What’s the primary rationale? It's impossible to say. The official explanation is the same as before—the move will give companies a little extra time and flexiblity, easing the transition to the newly reformed health care system. That makes perfect sense. On the other hand, administration officials might also have other goals in mind. For example, they might be anxious about employers taking certain actions—like limiting the hours of workers, in order to avoid giving those workers health insurance. Administration economists have said they don’t see evidence this is happening on a large scale and the Congressional Budget Office just last week came to the exact same conclusion. But anecdotes of such decisions have been all over the media. (Jed Graham of Investor's Business Daily has been tracking them.) Whether or not the problem is real, it might appear real.

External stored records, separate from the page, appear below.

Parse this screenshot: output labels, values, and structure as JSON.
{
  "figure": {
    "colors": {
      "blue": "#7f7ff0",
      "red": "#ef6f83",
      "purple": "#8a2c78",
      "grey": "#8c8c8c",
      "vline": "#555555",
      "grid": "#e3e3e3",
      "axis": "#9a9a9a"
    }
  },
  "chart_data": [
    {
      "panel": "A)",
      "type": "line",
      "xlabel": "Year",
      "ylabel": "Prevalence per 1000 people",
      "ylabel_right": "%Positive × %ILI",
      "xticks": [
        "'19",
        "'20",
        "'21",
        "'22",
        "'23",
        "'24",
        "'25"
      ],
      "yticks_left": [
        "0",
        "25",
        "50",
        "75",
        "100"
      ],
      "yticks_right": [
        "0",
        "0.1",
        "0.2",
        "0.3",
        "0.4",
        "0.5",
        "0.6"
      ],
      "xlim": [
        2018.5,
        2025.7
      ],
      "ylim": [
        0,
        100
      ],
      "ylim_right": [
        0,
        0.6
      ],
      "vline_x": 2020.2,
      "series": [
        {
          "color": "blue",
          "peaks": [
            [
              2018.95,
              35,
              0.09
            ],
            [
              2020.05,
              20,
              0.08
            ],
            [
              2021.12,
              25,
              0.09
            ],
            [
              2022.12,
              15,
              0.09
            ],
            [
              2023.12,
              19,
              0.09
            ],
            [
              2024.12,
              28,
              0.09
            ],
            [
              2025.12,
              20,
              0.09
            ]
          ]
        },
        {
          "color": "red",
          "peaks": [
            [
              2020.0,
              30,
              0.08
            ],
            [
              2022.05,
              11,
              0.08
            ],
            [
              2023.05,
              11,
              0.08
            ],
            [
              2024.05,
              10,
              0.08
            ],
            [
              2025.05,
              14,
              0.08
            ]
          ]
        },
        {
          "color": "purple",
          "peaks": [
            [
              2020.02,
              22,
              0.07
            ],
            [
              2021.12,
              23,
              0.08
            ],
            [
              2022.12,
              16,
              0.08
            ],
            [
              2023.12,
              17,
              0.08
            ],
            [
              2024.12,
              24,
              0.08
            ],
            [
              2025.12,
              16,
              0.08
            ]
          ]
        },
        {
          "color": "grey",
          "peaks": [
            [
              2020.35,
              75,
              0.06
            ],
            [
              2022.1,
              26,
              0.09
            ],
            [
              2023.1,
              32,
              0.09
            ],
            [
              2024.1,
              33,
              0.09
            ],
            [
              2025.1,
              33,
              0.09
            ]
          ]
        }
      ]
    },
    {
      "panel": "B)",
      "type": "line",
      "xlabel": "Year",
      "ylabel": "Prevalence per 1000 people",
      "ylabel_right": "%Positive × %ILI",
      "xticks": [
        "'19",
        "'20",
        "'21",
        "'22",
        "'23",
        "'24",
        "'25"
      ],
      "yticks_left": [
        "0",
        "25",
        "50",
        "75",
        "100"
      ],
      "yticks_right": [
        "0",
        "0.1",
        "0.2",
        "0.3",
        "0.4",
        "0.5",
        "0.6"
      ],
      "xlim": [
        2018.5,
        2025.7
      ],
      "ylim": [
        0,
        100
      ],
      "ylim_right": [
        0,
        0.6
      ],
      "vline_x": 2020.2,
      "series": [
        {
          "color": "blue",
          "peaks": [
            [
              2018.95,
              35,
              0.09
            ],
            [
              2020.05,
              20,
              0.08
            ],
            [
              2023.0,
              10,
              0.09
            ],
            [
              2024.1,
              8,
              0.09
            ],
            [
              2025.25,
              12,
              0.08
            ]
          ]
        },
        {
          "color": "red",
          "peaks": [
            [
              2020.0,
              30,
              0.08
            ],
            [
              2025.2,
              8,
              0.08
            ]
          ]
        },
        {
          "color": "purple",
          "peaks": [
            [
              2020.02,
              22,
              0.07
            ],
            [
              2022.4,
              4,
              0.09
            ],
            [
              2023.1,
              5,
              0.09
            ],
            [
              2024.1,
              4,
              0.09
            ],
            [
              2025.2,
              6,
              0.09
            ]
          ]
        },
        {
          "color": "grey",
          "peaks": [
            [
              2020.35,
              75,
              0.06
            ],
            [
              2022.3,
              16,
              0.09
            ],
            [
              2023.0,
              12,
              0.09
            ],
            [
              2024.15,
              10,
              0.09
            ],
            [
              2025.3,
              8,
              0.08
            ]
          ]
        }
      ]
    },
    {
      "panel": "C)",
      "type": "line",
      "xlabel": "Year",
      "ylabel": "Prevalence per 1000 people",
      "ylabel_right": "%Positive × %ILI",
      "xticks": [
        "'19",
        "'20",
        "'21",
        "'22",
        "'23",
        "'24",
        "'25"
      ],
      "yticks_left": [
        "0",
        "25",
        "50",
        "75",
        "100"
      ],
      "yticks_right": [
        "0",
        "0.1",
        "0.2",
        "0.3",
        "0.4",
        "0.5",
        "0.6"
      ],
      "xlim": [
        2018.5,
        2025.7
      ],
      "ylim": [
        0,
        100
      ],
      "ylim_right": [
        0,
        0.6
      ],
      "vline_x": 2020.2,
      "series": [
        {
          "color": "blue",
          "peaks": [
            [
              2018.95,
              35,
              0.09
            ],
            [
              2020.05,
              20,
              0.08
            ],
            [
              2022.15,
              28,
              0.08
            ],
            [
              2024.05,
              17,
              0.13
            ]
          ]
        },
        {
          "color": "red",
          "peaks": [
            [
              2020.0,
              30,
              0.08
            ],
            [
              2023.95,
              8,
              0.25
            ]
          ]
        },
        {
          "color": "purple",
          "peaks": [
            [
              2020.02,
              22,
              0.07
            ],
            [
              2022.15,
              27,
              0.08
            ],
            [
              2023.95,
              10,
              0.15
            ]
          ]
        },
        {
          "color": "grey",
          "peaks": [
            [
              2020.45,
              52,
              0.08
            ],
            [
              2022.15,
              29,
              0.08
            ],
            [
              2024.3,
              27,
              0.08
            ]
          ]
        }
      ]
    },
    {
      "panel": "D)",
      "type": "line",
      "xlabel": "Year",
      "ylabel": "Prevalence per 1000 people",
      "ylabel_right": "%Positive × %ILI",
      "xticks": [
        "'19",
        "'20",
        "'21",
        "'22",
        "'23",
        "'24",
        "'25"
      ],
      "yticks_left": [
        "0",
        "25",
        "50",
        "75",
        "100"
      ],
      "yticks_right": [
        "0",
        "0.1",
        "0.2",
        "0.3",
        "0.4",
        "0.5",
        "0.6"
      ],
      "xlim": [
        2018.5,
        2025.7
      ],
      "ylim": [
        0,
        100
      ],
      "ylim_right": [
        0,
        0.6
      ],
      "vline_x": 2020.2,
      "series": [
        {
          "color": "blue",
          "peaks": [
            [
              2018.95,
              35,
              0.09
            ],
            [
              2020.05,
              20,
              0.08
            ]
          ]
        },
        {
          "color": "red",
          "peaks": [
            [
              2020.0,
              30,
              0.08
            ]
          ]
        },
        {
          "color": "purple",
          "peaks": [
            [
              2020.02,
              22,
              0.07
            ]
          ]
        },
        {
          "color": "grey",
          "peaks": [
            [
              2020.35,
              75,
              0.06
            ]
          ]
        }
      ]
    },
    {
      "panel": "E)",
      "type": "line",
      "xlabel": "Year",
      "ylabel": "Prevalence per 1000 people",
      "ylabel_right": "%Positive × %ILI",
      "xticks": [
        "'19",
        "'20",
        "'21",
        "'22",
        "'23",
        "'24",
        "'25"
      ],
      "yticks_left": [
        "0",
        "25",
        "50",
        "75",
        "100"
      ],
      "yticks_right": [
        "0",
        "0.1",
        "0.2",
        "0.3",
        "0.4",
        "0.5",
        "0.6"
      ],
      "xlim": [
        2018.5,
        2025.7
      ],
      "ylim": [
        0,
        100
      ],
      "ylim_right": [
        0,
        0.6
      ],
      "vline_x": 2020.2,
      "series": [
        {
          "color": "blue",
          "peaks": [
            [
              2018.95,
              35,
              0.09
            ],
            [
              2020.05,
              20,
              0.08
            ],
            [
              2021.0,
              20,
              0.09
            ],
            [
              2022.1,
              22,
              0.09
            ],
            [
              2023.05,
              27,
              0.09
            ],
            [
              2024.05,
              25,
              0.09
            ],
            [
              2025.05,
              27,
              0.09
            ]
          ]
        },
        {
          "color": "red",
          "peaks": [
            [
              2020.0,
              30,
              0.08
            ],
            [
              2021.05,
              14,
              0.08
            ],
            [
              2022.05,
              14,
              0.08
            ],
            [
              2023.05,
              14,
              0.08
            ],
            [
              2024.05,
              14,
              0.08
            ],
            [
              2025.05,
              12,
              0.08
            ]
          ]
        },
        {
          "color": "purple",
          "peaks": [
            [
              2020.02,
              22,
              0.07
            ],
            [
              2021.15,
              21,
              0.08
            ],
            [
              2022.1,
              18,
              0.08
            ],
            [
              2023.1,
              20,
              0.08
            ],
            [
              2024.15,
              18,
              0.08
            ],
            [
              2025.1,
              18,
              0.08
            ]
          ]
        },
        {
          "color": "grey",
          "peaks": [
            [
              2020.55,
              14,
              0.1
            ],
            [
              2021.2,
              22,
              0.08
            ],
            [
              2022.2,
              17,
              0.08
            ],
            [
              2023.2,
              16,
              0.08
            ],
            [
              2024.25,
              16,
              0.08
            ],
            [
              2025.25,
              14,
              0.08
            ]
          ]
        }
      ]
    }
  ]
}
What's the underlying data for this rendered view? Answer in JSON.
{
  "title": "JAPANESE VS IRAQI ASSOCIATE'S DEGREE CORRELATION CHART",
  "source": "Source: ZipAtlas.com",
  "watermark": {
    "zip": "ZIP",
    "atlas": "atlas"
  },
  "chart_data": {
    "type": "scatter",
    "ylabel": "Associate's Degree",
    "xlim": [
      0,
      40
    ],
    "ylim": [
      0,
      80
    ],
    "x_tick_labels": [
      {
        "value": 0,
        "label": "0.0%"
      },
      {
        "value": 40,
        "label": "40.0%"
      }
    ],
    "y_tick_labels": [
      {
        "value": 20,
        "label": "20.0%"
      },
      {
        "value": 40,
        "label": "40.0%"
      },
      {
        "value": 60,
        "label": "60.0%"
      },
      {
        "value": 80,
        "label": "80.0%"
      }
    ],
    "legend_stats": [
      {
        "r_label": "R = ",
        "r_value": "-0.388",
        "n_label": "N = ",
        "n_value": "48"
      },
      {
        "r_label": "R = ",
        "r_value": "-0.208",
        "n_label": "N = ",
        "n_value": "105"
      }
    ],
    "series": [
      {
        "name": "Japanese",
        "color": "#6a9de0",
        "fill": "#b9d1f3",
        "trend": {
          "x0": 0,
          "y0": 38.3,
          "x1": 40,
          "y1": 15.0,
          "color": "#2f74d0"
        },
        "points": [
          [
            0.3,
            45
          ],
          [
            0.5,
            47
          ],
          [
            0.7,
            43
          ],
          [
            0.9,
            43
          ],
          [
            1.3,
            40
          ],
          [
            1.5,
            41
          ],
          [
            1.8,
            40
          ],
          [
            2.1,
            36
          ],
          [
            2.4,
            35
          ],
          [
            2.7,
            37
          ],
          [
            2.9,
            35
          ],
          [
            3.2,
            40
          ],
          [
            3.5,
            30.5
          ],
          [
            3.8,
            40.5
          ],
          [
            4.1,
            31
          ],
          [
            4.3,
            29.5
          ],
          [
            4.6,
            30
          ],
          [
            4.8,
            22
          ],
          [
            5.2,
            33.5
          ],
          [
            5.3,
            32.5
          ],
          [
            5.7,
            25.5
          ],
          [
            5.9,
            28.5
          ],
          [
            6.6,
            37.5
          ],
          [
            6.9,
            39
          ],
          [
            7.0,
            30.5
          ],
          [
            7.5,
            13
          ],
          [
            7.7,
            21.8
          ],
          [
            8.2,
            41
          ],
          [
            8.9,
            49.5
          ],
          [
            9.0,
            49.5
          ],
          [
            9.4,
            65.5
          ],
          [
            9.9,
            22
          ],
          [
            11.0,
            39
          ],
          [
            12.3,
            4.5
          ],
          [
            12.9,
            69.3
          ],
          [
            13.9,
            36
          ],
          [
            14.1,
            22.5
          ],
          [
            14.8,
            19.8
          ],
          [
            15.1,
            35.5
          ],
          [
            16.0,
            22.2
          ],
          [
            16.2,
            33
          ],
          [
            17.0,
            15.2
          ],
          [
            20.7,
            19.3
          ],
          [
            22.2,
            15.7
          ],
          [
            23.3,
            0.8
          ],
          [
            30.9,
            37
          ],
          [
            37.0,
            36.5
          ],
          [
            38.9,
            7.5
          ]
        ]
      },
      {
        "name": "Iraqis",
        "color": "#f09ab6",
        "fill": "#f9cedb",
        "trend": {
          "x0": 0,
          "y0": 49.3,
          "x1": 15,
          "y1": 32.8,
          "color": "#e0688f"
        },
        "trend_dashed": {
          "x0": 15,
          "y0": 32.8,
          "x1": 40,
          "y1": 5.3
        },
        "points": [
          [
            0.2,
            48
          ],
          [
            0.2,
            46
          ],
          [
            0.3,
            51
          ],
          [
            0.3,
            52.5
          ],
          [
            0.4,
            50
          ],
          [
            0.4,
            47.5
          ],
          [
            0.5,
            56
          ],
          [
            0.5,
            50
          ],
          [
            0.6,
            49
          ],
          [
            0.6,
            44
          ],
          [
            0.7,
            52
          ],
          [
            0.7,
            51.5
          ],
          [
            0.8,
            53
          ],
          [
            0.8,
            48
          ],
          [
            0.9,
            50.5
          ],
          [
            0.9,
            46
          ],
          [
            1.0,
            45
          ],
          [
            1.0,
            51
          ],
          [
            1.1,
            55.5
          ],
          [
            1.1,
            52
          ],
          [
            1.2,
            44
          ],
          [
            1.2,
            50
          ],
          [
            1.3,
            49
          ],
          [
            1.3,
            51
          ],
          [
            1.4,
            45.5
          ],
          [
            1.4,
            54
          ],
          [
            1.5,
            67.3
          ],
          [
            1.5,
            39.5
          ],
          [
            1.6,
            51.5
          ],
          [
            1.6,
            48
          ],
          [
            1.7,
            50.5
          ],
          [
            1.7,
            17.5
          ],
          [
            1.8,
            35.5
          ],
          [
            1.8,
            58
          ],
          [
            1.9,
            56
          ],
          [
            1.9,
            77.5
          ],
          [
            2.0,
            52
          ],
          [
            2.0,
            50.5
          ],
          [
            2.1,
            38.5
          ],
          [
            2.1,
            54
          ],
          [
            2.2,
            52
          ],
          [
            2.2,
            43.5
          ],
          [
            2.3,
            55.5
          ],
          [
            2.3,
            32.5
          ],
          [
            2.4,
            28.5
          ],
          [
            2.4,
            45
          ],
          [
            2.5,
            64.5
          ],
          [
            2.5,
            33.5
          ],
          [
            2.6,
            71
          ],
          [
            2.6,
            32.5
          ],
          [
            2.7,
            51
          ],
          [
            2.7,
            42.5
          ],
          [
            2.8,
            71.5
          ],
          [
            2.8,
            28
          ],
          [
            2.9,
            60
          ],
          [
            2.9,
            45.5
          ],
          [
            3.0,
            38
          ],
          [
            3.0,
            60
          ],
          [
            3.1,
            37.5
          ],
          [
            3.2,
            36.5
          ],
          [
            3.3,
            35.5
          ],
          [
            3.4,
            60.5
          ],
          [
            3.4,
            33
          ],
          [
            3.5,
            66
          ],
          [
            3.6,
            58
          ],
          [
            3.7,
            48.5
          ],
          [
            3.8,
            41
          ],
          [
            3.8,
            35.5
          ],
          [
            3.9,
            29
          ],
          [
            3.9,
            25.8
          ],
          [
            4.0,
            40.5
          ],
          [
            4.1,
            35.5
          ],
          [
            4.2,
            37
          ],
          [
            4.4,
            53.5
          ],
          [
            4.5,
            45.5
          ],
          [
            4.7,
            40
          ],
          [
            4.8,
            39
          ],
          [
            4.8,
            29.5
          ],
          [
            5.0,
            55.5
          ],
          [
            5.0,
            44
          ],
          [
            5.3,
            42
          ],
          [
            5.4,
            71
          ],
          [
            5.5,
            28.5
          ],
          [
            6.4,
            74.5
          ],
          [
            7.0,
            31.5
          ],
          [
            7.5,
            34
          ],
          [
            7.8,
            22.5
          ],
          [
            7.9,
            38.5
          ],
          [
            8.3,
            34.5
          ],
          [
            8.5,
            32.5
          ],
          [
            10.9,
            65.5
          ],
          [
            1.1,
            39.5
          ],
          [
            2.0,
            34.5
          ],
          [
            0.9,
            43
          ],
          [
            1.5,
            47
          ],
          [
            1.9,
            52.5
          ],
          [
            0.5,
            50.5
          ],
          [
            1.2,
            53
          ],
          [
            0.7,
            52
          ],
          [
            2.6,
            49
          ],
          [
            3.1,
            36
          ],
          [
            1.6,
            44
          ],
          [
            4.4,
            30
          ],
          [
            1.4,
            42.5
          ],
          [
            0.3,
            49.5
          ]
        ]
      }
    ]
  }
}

There's no such ambiguity about the impact of the change. It will be small. The vast majority of large employers offer insurance already; companies with 50 to 99 employees constitute just 2 percent of employers and 7 percent of the private workforce; and companies with fewer than 50 employees were never subject to this requirement in the first place. An Urban Institute analysis published in July 2013, after the previous delay, concluded that the employer requirement "has almost no effect on overall coverage under the ACA or the distribution of that coverage across public and private sources of coverage." The primary purpose of the requirement is to raise revenue; delaying its effective date by a year or two or three simply doesn't constitute a big change of dollars. And while the requirement means some companies will be slower to extend insurance to some employees, anybody without an offer of decent insurance can get coverage through the exchanges—where, for lower-income workers, it will be cheaper anyway.
Attribute to the administration whatever motives you would like—noble, cynical, a combination of both. And if you want to curse the employer requirement altogether, you'll have plenty of company. Most economists and policy experts don't like it either. But this decision shouldn't make much difference in how many Americans ultimately get health insurance.